At least five home invasions have been reported in Lawrence since December, but police think the true number is much higher but that many victims don't want to report them to police. And the break-ins involve guns more often than they did in the past, The Lawrence Journal-World (http://bit.ly/17LdcwQ ) reported.

"It is a regular occurrence," said police spokesman Sgt. Trent McKinley. "It didn't used to happen with that much frequency, and you're seeing, more and more, firearms being used. That's disturbing."

Often the victims are drug dealers -- college-age youths selling marijuana from their homes -- police said. Some victims have been beaten, others have been shot and killed.

In some cases, the criminals have forced their way into a home after their intended target has moved away, leaving them to terrorize the current residents who don't have drugs or cash to give up.

So far this year, nobody has been shot in any of the home invasions. In December, one of three men accused of invading a home was accidentally shot while he and an accomplice tried to kick in a door. Connor McKenzie Mayhan, 21, of Olathe, testified in court that the target of the robbery was $30,000 in drug money.

While such robberies have been happening for a long time within the illicit drug trade, law enforcement officers said it appears to be a problem in Lawrence more than in other cities. For instance, in Overland Park police counted only one or two drug-related home robberies in a year.

Police and prosecutors have complained of an increase in drug-fueled home invasions before. In 2011, they identified six drug-related home robberies over the previous two years, while in 2008, they counted four, including one that resulted in a double homicide.

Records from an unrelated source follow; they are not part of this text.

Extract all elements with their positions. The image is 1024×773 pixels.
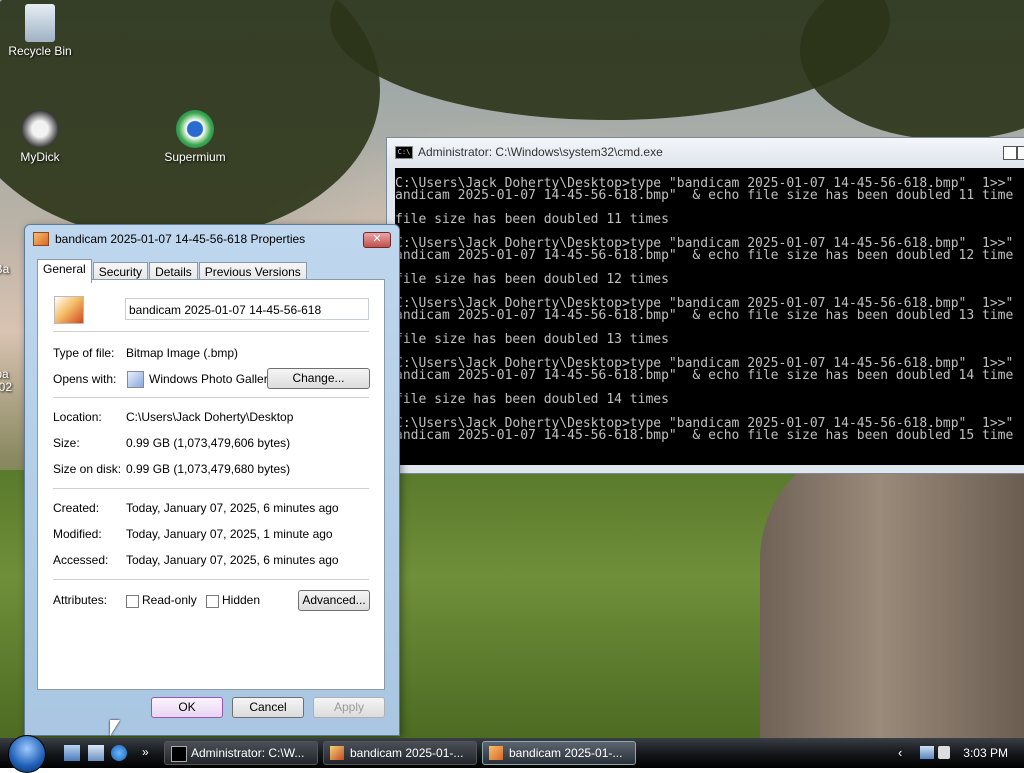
cmd-icon: C:\ — [395, 145, 413, 159]
tree-foliage — [800, 0, 1024, 140]
system-tray: ‹ 3:03 PM — [894, 738, 1024, 768]
readonly-checkbox[interactable] — [126, 595, 139, 608]
size-label: Size: — [53, 436, 80, 450]
modified-label: Modified: — [53, 527, 102, 541]
console-line: file size has been doubled 13 times — [395, 332, 669, 347]
switch-windows-icon[interactable] — [88, 745, 104, 761]
desktop-icon-mydick[interactable]: MyDick — [0, 110, 80, 164]
cmd-title: Administrator: C:\Windows\system32\cmd.e… — [418, 145, 663, 159]
properties-dialog[interactable]: bandicam 2025-01-07 14-45-56-618 Propert… — [24, 224, 400, 736]
cmd-titlebar[interactable]: C:\ Administrator: C:\Windows\system32\c… — [387, 138, 1024, 166]
apply-button[interactable]: Apply — [313, 697, 385, 718]
change-button[interactable]: Change... — [267, 368, 370, 389]
dialog-title: bandicam 2025-01-07 14-45-56-618 Propert… — [55, 232, 306, 246]
cmd-window[interactable]: C:\ Administrator: C:\Windows\system32\c… — [386, 137, 1024, 474]
divider — [53, 331, 369, 332]
divider — [53, 397, 369, 398]
tree-trunk — [760, 440, 1024, 738]
hidden-checkbox[interactable] — [206, 595, 219, 608]
photo-gallery-icon — [127, 371, 144, 388]
opens-with-value: Windows Photo Gallery — [149, 372, 274, 386]
console-line: andicam 2025-01-07 14-45-56-618.bmp" & e… — [395, 428, 1014, 443]
volume-muted-icon[interactable] — [938, 746, 950, 759]
size-value: 0.99 GB (1,073,479,606 bytes) — [126, 436, 291, 450]
opens-with-label: Opens with: — [53, 372, 117, 386]
location-value: C:\Users\Jack Doherty\Desktop — [126, 410, 294, 424]
cancel-button[interactable]: Cancel — [232, 697, 304, 718]
console-output[interactable]: C:\Users\Jack Doherty\Desktop>type "band… — [395, 168, 1024, 465]
divider — [53, 579, 369, 580]
minimize-button[interactable] — [1003, 146, 1017, 160]
internet-explorer-icon[interactable] — [111, 745, 127, 761]
console-line: andicam 2025-01-07 14-45-56-618.bmp" & e… — [395, 188, 1014, 203]
start-button[interactable] — [8, 735, 46, 773]
console-line: file size has been doubled 11 times — [395, 212, 669, 227]
type-value: Bitmap Image (.bmp) — [126, 346, 239, 360]
location-label: Location: — [53, 410, 102, 424]
readonly-label[interactable]: Read-only — [142, 593, 197, 607]
raccoon-icon — [21, 110, 59, 148]
close-button[interactable]: ✕ — [363, 232, 391, 248]
console-line: file size has been doubled 12 times — [395, 272, 669, 287]
maximize-button[interactable] — [1017, 146, 1024, 160]
desktop: Recycle Bin MyDick Supermium Ba ba 202 C… — [0, 0, 1024, 738]
accessed-label: Accessed: — [53, 553, 109, 567]
created-label: Created: — [53, 501, 100, 515]
cmd-icon — [171, 746, 187, 762]
console-line: file size has been doubled 14 times — [395, 392, 669, 407]
paint-icon — [330, 746, 344, 760]
ok-button[interactable]: OK — [151, 697, 223, 718]
mouse-cursor — [110, 720, 120, 736]
size-on-disk-value: 0.99 GB (1,073,479,680 bytes) — [126, 462, 291, 476]
taskbar-item-cmd[interactable]: Administrator: C:\W... — [164, 741, 318, 765]
divider — [53, 488, 369, 489]
quicklaunch-overflow[interactable]: » — [142, 745, 158, 761]
type-label: Type of file: — [53, 346, 115, 360]
console-line: andicam 2025-01-07 14-45-56-618.bmp" & e… — [395, 308, 1014, 323]
console-line: andicam 2025-01-07 14-45-56-618.bmp" & e… — [395, 368, 1014, 383]
show-hidden-icons-arrow[interactable]: ‹ — [898, 745, 902, 760]
taskbar: » Administrator: C:\W... bandicam 2025-0… — [0, 735, 1024, 773]
network-icon[interactable] — [920, 746, 934, 759]
show-desktop-icon[interactable] — [64, 745, 80, 761]
taskbar-item-properties[interactable]: bandicam 2025-01-... — [482, 741, 636, 765]
supermium-browser-icon — [176, 110, 214, 148]
taskbar-item-paint[interactable]: bandicam 2025-01-... — [323, 741, 477, 765]
size-on-disk-label: Size on disk: — [53, 462, 122, 476]
recycle-bin-icon — [25, 4, 55, 42]
created-value: Today, January 07, 2025, 6 minutes ago — [126, 501, 339, 515]
dialog-titlebar[interactable]: bandicam 2025-01-07 14-45-56-618 Propert… — [25, 225, 399, 253]
tab-general[interactable]: General — [37, 259, 92, 283]
advanced-button[interactable]: Advanced... — [298, 590, 370, 611]
general-panel: bandicam 2025-01-07 14-45-56-618 Type of… — [37, 279, 385, 690]
filename-field[interactable]: bandicam 2025-01-07 14-45-56-618 — [125, 298, 369, 320]
clock[interactable]: 3:03 PM — [963, 746, 1008, 760]
modified-value: Today, January 07, 2025, 1 minute ago — [126, 527, 333, 541]
image-file-icon — [489, 746, 503, 760]
desktop-icon-supermium[interactable]: Supermium — [155, 110, 235, 164]
bitmap-thumbnail-icon — [54, 296, 84, 324]
attributes-label: Attributes: — [53, 593, 108, 607]
console-line: andicam 2025-01-07 14-45-56-618.bmp" & e… — [395, 248, 1014, 263]
hidden-label[interactable]: Hidden — [222, 593, 260, 607]
bitmap-file-icon — [33, 232, 49, 246]
accessed-value: Today, January 07, 2025, 6 minutes ago — [126, 553, 339, 567]
desktop-icon-recycle-bin[interactable]: Recycle Bin — [0, 4, 80, 58]
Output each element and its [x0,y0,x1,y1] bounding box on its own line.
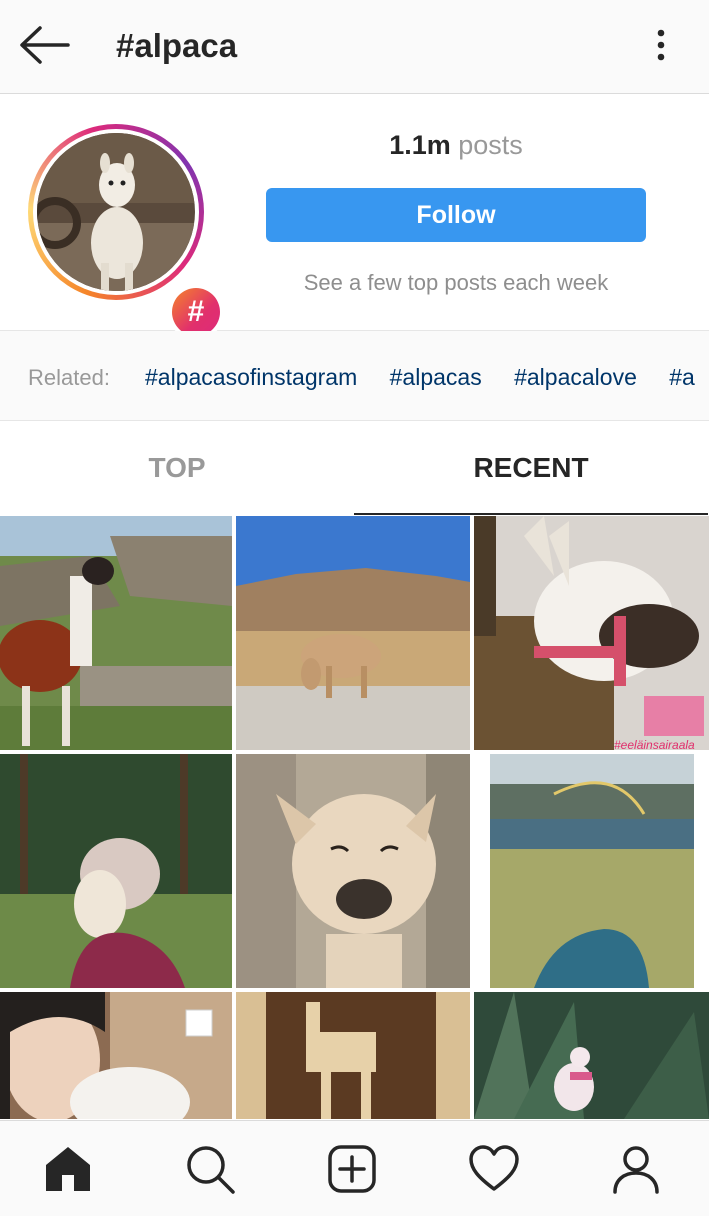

In that case, two teenagers went to the home of Roland Klundt, a 20-year-old Baker University student, to rob him of drugs and money. Klundt was armed, though, and shot and killed one of the teens. The other teenager, Kellam Jones, who was 16 at the time, killed Klundt with a rifle.

Jones was convicted of murder and is serving a 14-year prison sentence in El Dorado. He will be eligible for parole in June 2020.

"We certainly want to impress upon young people how dangerous this can be," said Douglas County District Attorney Charles Branson.

While some may view marijuana as less harmful than other illegal drugs, he said, being involved in large quantities of drugs and cash has gotten people killed.

"They're putting their lives at risk, their friends' lives at risk, and, of course, their property" at risk, he said.